Deep belief networks hold great promise for the simulation of human cognition because they show how structured and abstract representations may emerge from probabilistic unsupervised learning. These networks build a hierarchy of progressively more complex distributed representations of the sensory data by fitting a hierarchical generative model. However, learning in deep networks typically requires big datasets and it can involve millions of connection weights, which implies that simulations on standard computers are unfeasible.

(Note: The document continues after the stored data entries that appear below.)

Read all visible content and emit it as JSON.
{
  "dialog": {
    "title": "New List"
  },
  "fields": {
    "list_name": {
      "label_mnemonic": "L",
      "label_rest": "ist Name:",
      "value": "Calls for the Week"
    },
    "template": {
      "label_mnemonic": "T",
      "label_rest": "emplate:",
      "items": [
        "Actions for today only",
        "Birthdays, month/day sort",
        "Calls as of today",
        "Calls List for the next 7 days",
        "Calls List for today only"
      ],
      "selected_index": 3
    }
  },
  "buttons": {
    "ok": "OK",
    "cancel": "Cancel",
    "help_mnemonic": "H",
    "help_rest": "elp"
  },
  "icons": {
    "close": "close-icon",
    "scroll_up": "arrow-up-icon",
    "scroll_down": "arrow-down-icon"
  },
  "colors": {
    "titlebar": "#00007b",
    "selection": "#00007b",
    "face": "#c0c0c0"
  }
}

Developing realistic, medium-to-large-scale learning models of cognition would therefore seem to require expertise in programing parallel-computing hardware, and this might explain why the use of this promising approach is still largely confined to the machine learning community. Here we show how simulations of deep unsupervised learning can be easily performed on a desktop PC by exploiting the processors of low cost graphic cards (graphic processor units) without any specific programing effort, thanks to the use of high-level programming routines (available in MATLAB or Python). We also show that even an entry-level graphic card can outperform a small high-performance computing cluster in terms of learning time and with no loss of learning quality. We therefore conclude that graphic card implementations pave the way for a widespread use of deep learning among cognitive scientists for modeling cognition and behavior.